BP1, pressure sensor, used to collect left side workbench pressure data;

BP2, pressure sensor, used to collect the pressure data of the right workbench;

m1, a main pump motor for providing moving power for the workbench;

YA1, an electromagnetic overflow valve at the outlet of the pump, which is used for controlling the flow direction of the oil in the main oil way;

YAA, a high-frequency response direction valve, which is used for controlling the moving direction of the workbench and the moving speed of the workbench;

YAB, a left proportional overflow valve, which is used for controlling the pressure control of the left pushing cylinder and providing back pressure for the right movement of the workbench;

YAC, right side proportion overflow valve for control right side pushing cylinder pressure control moves left for the workstation simultaneously and provides the backpressure.

A control method of a multi-station workbench positioning control system of a hydraulic forging press comprises the following steps:

step one, a user selects a knob to one of the positions of feeding, upsetting, punching, blanking, final punching and blanking according to process requirements, such as the position of final punching.

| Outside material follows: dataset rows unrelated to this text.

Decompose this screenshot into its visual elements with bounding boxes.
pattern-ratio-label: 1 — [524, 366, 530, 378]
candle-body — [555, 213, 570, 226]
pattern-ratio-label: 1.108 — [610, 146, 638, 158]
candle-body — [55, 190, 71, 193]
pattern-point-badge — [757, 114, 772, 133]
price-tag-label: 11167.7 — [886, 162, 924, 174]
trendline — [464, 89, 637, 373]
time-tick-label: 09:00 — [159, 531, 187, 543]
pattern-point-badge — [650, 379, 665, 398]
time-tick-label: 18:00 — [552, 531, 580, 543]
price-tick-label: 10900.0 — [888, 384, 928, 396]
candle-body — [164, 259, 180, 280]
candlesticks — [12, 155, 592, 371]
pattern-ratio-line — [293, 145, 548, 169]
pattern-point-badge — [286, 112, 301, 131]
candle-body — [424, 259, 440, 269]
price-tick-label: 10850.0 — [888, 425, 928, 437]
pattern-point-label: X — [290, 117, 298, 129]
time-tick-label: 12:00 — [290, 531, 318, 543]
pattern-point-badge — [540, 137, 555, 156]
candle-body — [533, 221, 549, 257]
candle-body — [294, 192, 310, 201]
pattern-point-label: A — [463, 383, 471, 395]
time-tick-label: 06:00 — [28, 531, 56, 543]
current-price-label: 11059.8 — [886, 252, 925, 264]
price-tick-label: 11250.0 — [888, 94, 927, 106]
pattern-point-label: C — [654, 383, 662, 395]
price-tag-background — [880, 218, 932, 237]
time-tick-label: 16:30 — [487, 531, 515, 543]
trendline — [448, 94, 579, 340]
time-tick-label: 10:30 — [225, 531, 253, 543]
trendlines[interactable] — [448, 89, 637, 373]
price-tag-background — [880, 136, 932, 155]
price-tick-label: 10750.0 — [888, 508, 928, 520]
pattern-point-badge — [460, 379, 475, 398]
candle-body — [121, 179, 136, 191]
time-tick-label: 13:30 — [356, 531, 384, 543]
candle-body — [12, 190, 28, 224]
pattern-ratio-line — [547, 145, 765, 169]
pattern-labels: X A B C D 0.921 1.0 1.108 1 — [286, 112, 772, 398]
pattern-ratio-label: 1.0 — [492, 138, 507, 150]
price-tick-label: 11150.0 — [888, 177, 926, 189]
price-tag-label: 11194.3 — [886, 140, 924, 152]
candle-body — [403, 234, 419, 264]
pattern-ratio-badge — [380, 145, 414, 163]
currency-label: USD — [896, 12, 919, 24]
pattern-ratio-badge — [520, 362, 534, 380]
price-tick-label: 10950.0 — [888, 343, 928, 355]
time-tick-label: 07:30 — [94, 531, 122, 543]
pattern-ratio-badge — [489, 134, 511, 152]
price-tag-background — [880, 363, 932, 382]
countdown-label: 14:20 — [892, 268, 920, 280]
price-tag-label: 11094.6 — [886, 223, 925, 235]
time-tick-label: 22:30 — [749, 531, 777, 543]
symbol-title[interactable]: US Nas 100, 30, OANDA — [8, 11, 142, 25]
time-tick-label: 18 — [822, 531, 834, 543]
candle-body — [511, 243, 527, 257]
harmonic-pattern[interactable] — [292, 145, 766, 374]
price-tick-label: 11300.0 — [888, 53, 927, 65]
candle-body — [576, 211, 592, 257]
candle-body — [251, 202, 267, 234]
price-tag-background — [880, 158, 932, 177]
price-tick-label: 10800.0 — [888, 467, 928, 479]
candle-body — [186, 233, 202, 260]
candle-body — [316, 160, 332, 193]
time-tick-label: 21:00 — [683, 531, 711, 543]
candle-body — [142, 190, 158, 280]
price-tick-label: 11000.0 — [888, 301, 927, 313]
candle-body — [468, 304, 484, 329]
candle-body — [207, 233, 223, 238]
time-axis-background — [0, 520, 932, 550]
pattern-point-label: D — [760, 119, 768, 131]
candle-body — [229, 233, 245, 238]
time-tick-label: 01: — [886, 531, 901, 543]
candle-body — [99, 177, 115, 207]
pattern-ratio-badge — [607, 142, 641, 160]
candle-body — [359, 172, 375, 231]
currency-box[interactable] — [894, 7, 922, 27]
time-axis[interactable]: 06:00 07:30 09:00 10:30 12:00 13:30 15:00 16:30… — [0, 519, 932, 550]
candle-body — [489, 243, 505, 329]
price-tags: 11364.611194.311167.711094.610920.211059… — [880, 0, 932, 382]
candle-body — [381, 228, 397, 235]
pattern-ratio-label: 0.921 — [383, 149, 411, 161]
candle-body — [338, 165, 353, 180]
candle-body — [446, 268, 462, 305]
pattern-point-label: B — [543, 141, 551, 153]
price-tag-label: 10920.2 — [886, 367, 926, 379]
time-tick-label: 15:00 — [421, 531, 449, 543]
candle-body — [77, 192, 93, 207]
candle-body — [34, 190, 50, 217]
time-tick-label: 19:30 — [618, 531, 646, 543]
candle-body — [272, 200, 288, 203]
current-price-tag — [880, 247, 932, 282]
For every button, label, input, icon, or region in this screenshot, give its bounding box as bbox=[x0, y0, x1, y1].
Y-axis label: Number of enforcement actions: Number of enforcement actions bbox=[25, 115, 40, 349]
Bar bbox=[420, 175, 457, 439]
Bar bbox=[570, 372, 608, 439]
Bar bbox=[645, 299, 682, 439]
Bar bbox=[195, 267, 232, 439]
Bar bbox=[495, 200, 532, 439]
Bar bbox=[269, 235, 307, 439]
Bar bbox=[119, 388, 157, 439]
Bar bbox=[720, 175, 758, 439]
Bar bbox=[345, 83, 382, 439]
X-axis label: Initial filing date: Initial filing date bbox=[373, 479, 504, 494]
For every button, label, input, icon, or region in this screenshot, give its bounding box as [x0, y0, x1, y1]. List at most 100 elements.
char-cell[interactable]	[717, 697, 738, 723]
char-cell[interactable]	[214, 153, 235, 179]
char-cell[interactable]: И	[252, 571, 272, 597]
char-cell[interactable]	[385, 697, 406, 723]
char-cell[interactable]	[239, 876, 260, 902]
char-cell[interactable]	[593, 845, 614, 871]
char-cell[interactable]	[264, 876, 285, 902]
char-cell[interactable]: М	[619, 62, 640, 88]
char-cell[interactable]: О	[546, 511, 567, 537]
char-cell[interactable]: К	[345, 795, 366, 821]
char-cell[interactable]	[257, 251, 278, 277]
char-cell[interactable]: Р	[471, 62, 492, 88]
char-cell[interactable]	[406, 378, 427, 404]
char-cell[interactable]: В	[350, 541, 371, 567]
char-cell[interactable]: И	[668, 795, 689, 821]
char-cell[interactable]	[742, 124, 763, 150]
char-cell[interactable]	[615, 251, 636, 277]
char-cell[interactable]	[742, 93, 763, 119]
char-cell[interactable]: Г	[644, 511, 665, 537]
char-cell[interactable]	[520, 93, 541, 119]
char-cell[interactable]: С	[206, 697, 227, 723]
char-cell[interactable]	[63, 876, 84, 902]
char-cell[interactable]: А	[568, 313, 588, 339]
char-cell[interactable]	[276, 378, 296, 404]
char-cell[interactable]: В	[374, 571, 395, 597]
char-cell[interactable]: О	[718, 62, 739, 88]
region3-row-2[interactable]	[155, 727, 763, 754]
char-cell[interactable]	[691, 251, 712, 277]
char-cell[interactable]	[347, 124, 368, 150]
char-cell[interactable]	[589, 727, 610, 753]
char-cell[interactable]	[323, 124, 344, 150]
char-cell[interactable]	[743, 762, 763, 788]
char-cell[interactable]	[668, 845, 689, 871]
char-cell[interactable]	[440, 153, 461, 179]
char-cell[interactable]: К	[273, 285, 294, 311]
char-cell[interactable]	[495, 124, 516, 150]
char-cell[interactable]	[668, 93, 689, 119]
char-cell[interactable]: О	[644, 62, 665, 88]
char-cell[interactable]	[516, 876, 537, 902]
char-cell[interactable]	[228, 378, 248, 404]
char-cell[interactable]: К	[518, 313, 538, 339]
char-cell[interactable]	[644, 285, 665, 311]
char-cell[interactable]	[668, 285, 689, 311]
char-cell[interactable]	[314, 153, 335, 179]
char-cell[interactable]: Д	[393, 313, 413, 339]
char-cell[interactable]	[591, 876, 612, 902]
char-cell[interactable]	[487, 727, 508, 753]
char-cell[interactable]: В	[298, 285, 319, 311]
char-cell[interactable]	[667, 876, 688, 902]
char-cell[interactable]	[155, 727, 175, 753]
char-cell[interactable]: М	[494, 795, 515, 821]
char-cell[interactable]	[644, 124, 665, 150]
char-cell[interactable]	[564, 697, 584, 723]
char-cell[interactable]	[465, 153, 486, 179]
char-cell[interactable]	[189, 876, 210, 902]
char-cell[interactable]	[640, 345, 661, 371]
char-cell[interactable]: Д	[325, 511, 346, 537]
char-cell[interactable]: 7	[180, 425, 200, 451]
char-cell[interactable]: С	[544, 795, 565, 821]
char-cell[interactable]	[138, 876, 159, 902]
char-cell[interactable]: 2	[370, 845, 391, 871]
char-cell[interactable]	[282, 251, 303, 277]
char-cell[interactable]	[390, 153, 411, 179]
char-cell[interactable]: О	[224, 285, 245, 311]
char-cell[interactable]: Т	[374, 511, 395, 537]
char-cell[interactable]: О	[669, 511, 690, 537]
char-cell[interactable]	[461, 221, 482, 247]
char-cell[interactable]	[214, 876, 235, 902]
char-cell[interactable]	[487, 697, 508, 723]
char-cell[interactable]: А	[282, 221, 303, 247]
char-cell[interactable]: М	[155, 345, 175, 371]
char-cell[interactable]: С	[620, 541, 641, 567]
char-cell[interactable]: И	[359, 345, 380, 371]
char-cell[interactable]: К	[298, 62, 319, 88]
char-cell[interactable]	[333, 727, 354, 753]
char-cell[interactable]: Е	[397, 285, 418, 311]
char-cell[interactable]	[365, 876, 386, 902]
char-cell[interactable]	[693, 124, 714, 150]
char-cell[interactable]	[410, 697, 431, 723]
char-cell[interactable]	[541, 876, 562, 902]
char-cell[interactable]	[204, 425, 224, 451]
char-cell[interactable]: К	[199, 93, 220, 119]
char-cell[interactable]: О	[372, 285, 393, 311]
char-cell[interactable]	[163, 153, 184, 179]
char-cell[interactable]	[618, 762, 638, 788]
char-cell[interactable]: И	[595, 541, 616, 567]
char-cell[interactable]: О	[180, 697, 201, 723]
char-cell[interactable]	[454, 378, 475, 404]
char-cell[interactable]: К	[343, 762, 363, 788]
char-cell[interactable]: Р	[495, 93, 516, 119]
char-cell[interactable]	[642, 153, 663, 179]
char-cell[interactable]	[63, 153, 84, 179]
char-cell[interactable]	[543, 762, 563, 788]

And step two, a user presses a 'workbench positioning' button, the PLC controls YA1 to suck, the M1 main pump motor drives, the YAA opening is given through open loop according to the set speed, the YAB is controlled according to the set left pressure, and the YAC opening is controlled according to the set right pressure. When the worktable moves to the closed-loop control point LX1 or LX2 within the closed-loop control area [ -X, X ] (e.g., [ -20,20] mm, the positioning position is LX0 is 6500mm, the rightward movement starting point LX1 is 6450mm, and the rightward movement starting point LX2 is 6550mm), the next step is proceeded.

And step three, the workbench moves to a closed loop control area [ -X, X ] of the PLC, the PLC reads the BQ1 position data, and the workbench is driven to move through closed loop control of the YAA opening through a PID control algorithm according to comparison between the set allowable deviation ex0 and the actual deviation. As shown in fig. 2.

And step four, the worktable moves to gradually approach the positioning position LX0, and the positioning is completed after the BQ1 data is within the allowable positioning range [ -Y, Y ] for a certain time (for example, the allowable positioning range [ -1,1] mm, and the worktable is maintained within the range of 6499mm to 6501mm for 1s of time).

Preferably, the method comprises the following steps: the hydraulic press is provided with a positioning pin device, the plug pin positioning can be realized when the workbench operates within +/-5 mm of the station positions of the feeding position, the upsetting position, the punching position, the blanking position, the final punching position and the blanking position, the closed-loop control is adopted to control the positioning deviation of the workbench to be [ -1,1] mm, and the mechanical abrasion of the workbench and the positioning plug pin is reduced.

After the workbench is positioned, the pressure in the left side pushing cylinder and the pressure in the right side pushing cylinder are 5-6MPa and are not equal.

The above description is only for the preferred embodiment of the present invention, and is not intended to limit the present invention in any way, and all simple modifications, equivalent changes and modifications made to the above embodiment according to the technical spirit of the present invention are within the scope of the technical solution of the present invention.